Describe the tissue culture technique. What are the advantages of tissue culture over conventional method of plant breeding in crop improvement programmes?
Answer:
Tissue culture Technique: It involves
a) Preparation of Nutrient medium: The nutrient medium is a mixture of various essential nutrients, amino acids, vitamins, and carbohydrates. These are mixed in distilled water and P” is adjusted to 5.6 to 6.0. Growth regulators like auxins and cytokinins are added to the medium. The nutrient medium is poured in glass vessels and closed tightly with cotton plugs before sterilizing them in an autoclave.

b) Sterilisation: The nutrient medium is rich in nutrients and therefore attracts the growth of microorganisms. The culture medium is autoclaved for 15 mins, at 120°c or 15 pounds of pressure to make aseptic.

c) Preparation of explant: Any living part of plant can be used as explant. The explants must be cleaned with liquid detergent and in running water and surface sterilized with sodium hypochlorite and rinsed with distilled water.

d) Inoculation of explants: The transfer of explants onto the sterilized nutrient medium is called inoculation. It is carried out under sterilized conditions.

e) Incubation: The culture vessels with inoculated explants are incubated in a culture room under controlled temperature, optimum light, and humidity. The cultures are incubated for 3-4 weeks, the cells of the explant divide and redivide, producing a mass of tissue called callus. The callus is transferred to another medium containing growth regulators to initiate the formation of roots and leafy shoots (organogenesis). Sometimes embryo-like structures develop directly from the callus which are referred as somatic embryos. These can be encapsulated with sodium alginate to form synthetic or artificial seeds.

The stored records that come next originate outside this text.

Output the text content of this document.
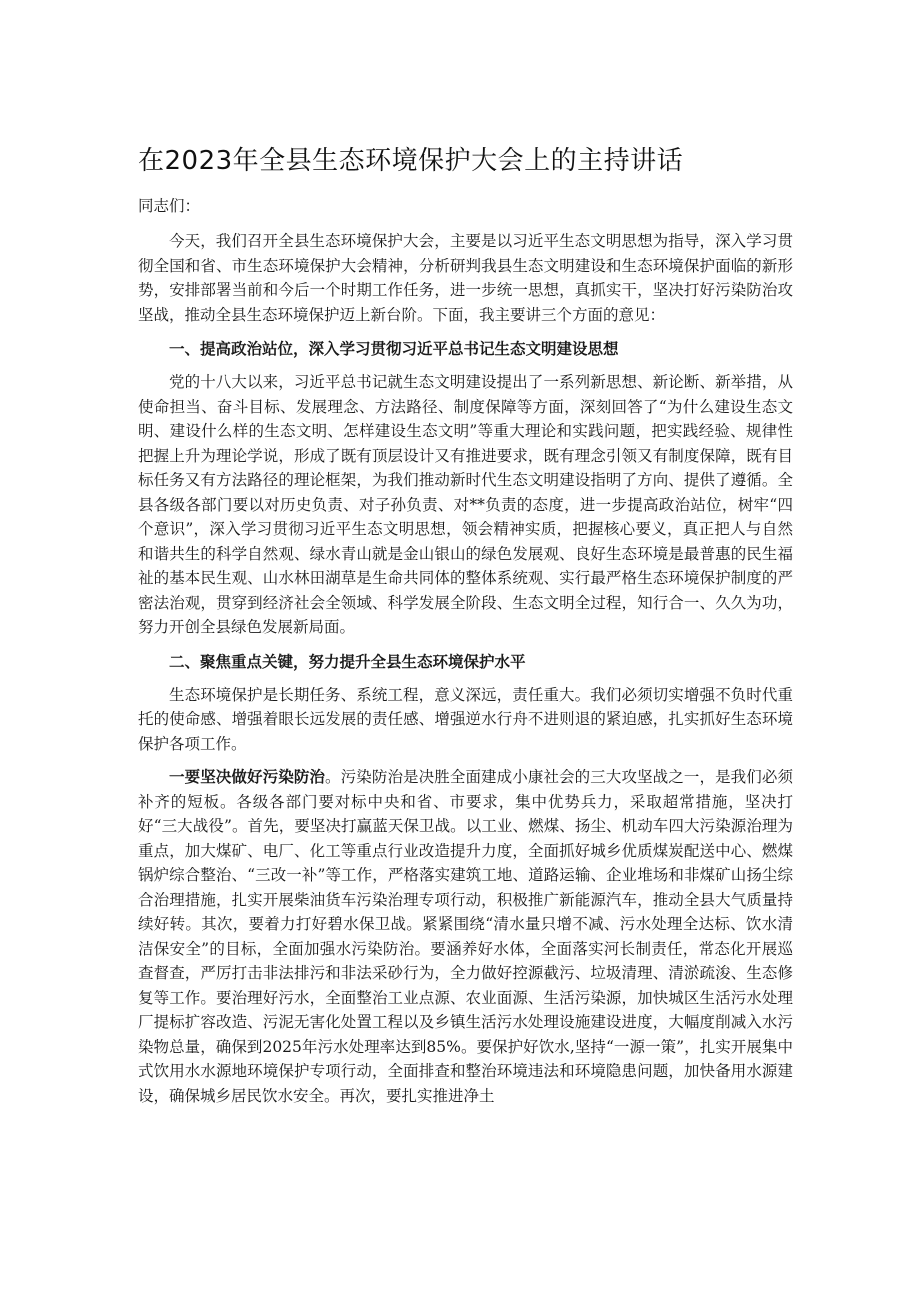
在2023年全县生态环境保护大会上的主持讲话

同志们：

今天，我们召开全县生态环境保护大会，主要是以习近平生态文明思想为指导，深入学习贯彻全国和省、市生态环境保护大会精神，分析研判我县生态文明建设和生态环境保护面临的新形势，安排部署当前和今后一个时期工作任务，进一步统一思想，真抓实干，坚决打好污染防治攻坚战，推动全县生态环境保护迈上新台阶。下面，我主要讲三个方面的意见：

一、提高政治站位，深入学习贯彻习近平总书记生态文明建设思想

党的十八大以来，习近平总书记就生态文明建设提出了一系列新思想、新论断、新举措，从使命担当、奋斗目标、发展理念、方法路径、制度保障等方面，深刻回答了“为什么建设生态文明、建设什么样的生态文明、怎样建设生态文明”等重大理论和实践问题，把实践经验、规律性把握上升为理论学说，形成了既有顶层设计又有推进要求，既有理念引领又有制度保障，既有目标任务又有方法路径的理论框架，为我们推动新时代生态文明建设指明了方向、提供了遵循。全县各级各部门要以对历史负责、对子孙负责、对**负责的态度，进一步提高政治站位，树牢“四个意识”，深入学习贯彻习近平生态文明思想，领会精神实质，把握核心要义，真正把人与自然和谐共生的科学自然观、绿水青山就是金山银山的绿色发展观、良好生态环境是最普惠的民生福祉的基本民生观、山水林田湖草是生命共同体的整体系统观、实行最严格生态环境保护制度的严密法治观，贯穿到经济社会全领域、科学发展全阶段、生态文明全过程，知行合一、久久为功，努力开创全县绿色发展新局面。

二、聚焦重点关键，努力提升全县生态环境保护水平

生态环境保护是长期任务、系统工程，意义深远，责任重大。我们必须切实增强不负时代重托的使命感、增强着眼长远发展的责任感、增强逆水行舟不进则退的紧迫感，扎实抓好生态环境保护各项工作。

一要坚决做好污染防治。污染防治是决胜全面建成小康社会的三大攻坚战之一，是我们必须补齐的短板。各级各部门要对标中央和省、市要求，集中优势兵力，采取超常措施，坚决打好“三大战役”。首先，要坚决打赢蓝天保卫战。以工业、燃煤、扬尘、机动车四大污染源治理为重点，加大煤矿、电厂、化工等重点行业改造提升力度，全面抓好城乡优质煤炭配送中心、燃煤锅炉综合整治、“三改一补”等工作，严格落实建筑工地、道路运输、企业堆场和非煤矿山扬尘综合治理措施，扎实开展柴油货车污染治理专项行动，积极推广新能源汽车，推动全县大气质量持续好转。其次，要着力打好碧水保卫战。紧紧围绕“清水量只增不减、污水处理全达标、饮水清洁保安全”的目标，全面加强水污染防治。要涵养好水体，全面落实河长制责任，常态化开展巡查督查，严厉打击非法排污和非法采砂行为，全力做好控源截污、垃圾清理、清淤疏浚、生态修复等工作。要治理好污水，全面整治工业点源、农业面源、生活污染源，加快城区生活污水处理厂提标扩容改造、污泥无害化处置工程以及乡镇生活污水处理设施建设进度，大幅度削减入水污染物总量，确保到2025年污水处理率达到85%。要保护好饮水,坚持“一源一策”，扎实开展集中式饮用水水源地环境保护专项行动，全面排查和整治环境违法和环境隐患问题，加快备用水源建设，确保城乡居民饮水安全。再次，要扎实推进净土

f) Acciamatization and transfer to pots: The plants produced through tissue culture are washed gently and are planted in pots kept in glass house for 1 – 2 weeks. Finally, they are transferred to the field.

Advantages:

1. The production of exact copies of plants that produce particularly good flowers, fruits, or have other desirable traits.
2. To quickly produce mature plants.
3. The production of multiples of plants in the absence of seeds or necessary pollinators to produce seeds.
4. The regeneration of whole plants from plant cells that have been genetically modified.
5. The production of plants from seeds that otherwise have very low chances of germinating and growing i.e., orchids and nepenthes.
6. To clean particular plants of viral and other infections and to quickly multiply these plants as cleaned stock for Horticulture and Agriculture.